Speaking at the Oberto Sausage Company’s main plant and headquarters, Inslee said new road projects would help trucks, including those carrying Eastern Washington farm products, enter and exit Puget Sound ports faster.
“It means we’re going to get Yakima apples to the Port of Tacoma,” he said.
Inslee’s push for a transportation package came on the same day he called a second 30-day special session. The first month-long special session, which followed the 105-day regular session, failed to produce a 2015-17 operating budget.
Lawmakers also haven’t agreed on a plan to increase transportation spending beyond current levels. Without new revenue, the state’s transportation budget will be about $7.6 billion over the next two years.
To speed up projects, the House and Senate have separate $15 billion, 16-year proposals.
The plans differ in key ways, but both call for gradually raising the state’s tax on gasoline and diesel by 11.7 cents per gallon by 2018. The tax has been 37.5 cents per gallon since 2005.

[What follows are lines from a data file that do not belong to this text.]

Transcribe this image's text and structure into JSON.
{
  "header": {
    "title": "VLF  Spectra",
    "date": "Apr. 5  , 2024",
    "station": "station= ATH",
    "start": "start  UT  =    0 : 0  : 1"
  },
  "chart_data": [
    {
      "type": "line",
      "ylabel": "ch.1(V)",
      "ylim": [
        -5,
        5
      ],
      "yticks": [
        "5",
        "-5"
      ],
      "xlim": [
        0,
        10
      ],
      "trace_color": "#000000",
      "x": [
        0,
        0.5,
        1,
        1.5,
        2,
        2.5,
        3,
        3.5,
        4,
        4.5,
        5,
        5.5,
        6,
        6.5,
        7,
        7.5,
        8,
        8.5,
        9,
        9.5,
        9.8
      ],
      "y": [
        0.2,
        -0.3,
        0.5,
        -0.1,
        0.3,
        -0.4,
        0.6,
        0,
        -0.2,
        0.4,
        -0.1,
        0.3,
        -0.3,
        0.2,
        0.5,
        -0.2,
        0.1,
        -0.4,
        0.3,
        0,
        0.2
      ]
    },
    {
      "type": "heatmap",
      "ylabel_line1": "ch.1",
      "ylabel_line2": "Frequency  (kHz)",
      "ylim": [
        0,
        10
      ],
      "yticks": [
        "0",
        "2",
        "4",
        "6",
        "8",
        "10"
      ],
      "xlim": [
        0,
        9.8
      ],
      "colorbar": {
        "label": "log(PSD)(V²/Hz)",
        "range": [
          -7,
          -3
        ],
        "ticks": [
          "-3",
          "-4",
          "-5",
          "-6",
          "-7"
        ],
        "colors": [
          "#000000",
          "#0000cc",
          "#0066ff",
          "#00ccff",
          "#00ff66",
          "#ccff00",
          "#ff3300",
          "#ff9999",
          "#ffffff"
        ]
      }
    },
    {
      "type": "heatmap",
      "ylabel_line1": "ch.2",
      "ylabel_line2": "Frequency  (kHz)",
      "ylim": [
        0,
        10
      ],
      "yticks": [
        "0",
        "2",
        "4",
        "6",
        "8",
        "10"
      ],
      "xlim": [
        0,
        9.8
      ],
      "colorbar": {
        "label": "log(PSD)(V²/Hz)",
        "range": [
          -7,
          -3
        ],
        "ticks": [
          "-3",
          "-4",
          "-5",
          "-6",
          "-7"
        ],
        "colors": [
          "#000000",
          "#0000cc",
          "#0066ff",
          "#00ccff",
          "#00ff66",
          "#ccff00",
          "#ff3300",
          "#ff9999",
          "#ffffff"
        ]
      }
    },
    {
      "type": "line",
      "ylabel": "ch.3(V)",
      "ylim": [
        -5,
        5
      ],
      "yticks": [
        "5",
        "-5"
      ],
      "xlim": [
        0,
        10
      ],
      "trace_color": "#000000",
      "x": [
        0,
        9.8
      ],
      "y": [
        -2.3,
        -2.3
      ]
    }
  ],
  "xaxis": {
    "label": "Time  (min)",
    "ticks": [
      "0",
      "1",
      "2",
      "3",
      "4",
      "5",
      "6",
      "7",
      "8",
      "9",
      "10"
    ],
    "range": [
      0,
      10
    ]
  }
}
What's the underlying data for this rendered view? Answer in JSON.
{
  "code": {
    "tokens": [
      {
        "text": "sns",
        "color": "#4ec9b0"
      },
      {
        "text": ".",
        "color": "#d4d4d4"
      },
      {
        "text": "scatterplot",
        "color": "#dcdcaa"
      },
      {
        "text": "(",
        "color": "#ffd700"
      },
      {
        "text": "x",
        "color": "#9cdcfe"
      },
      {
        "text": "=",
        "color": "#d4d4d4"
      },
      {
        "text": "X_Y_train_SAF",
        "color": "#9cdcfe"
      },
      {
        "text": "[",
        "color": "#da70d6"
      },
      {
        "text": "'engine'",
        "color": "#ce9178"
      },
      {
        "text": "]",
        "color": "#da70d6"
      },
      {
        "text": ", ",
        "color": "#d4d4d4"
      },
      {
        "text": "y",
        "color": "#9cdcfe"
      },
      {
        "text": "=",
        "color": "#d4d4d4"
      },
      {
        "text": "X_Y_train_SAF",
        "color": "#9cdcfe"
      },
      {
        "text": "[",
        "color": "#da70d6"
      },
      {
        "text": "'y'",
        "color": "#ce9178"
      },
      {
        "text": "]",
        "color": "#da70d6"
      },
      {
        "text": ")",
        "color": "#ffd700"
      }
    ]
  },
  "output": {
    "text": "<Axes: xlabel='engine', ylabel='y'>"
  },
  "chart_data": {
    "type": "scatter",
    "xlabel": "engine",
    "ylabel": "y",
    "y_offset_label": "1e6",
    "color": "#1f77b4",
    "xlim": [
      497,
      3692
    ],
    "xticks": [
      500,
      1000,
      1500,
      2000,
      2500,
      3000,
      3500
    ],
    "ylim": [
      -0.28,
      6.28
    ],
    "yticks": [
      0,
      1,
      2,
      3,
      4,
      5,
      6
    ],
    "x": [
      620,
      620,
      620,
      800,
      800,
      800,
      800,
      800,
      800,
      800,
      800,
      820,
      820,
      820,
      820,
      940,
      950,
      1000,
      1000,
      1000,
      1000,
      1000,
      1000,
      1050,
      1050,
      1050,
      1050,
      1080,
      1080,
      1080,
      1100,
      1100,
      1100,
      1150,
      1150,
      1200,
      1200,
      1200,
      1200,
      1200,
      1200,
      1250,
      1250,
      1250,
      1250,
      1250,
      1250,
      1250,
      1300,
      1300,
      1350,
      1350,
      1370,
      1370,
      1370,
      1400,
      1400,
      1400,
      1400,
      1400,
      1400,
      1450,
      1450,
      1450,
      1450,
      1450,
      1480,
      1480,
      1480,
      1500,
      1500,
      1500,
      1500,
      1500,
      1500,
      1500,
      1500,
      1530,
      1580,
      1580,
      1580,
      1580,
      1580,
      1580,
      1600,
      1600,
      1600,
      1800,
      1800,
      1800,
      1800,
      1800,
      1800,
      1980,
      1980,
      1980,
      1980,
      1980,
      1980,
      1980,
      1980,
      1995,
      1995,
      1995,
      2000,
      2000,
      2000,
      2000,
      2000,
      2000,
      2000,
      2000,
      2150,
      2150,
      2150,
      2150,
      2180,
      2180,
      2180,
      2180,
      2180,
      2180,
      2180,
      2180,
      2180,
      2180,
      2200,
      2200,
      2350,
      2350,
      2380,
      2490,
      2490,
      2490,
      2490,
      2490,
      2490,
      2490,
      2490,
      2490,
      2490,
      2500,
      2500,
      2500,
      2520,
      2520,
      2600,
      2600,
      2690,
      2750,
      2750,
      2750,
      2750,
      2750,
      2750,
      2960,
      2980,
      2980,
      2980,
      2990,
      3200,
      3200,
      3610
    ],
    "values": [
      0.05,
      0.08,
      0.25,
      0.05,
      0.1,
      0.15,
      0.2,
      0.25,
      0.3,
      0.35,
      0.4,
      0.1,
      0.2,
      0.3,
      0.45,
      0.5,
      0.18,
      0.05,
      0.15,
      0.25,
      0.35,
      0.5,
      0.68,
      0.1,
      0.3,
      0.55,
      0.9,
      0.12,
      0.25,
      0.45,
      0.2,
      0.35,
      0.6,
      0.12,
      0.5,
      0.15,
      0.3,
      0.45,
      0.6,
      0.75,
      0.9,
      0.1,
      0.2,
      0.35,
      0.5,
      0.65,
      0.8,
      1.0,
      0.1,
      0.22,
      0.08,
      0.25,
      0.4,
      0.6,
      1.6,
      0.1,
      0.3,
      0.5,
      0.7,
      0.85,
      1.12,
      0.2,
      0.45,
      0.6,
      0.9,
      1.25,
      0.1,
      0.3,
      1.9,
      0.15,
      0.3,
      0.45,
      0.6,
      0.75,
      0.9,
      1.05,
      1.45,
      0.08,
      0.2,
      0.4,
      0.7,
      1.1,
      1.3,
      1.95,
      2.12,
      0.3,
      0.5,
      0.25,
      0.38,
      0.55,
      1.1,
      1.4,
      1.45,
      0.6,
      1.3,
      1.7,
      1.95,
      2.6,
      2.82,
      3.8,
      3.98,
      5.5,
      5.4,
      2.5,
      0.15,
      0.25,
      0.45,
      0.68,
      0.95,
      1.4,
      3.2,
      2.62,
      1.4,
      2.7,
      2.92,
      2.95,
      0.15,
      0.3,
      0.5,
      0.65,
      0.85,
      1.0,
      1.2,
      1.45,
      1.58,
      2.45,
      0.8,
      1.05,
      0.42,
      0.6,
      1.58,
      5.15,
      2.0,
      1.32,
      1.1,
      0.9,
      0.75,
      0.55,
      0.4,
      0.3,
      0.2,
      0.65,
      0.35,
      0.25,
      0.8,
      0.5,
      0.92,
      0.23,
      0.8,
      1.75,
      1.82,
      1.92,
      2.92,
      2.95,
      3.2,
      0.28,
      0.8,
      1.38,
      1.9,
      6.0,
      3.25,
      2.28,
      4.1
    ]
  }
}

Inslee has proposed paying for new road projects by taxing the carbon emissions of manufacturers, including food processors and a fertilizer company. Lawmakers have rejected the carbon cap-and-trade proposal, which was the centerpiece of Inslee’s climate change agenda coming into the session.
Inslee was noncommittal when asked at a press conference Thursday outside Oberto about where he stood on increasing the gas tax.
“We stand for investment,” he said.
Inslee, a Democrat, added that people might see a gas tax hike as reasonable because they could see the benefits.
He urged legislators to compromise. “To get a transportation package, we need legislators to not insist on their ideological viewpoints,” he said.
Inslee’s two predecessors — Democratic governors Gary Locke and Chris Gregoire — lobbied hard for gas tax increases in 2003 and 2005, respectively. This time, the Republican-led Senate initiated the push for a gas tax hike, which has won support from some agriculture exporters.
Washington exported $730 million worth of frozen potatoes last year through the Seattle and Tacoma ports. The Washington State Potato Commission supports raising the gas tax if the extra revenue goes toward improving Interstate 90 over the Cascades and state routes that link I-90 and Interstate 5 to the ports, the commission’s director of governmental relations, Matt Harris, said.
Anderson Hay & Grain of Ellensburg makes two deliveries a day to the Seattle and Tacoma ports. CEO and President Mark T. Anderson said he supports the gas tax increase, assuming the result is a better maintained I-90 and less congestion around the ports.
“There’s consensus about the projects and the maintenance needs. I don’t think there’s any consensus on trust about how these funds get used,” he said.
Inslee’s appearance at Oberto highlighted a long-delayed plan to extend State Route 167 between Puyallup and Tacoma. The new section of highway would help trucks traveling between I-90 and the Port of Tacoma avoid backups on I-5.
The company’s patriarch, 87-year-old Art Oberto, said the investment would have lasting benefit for his company. “This is definitely something that’s going to have residual value,” he said.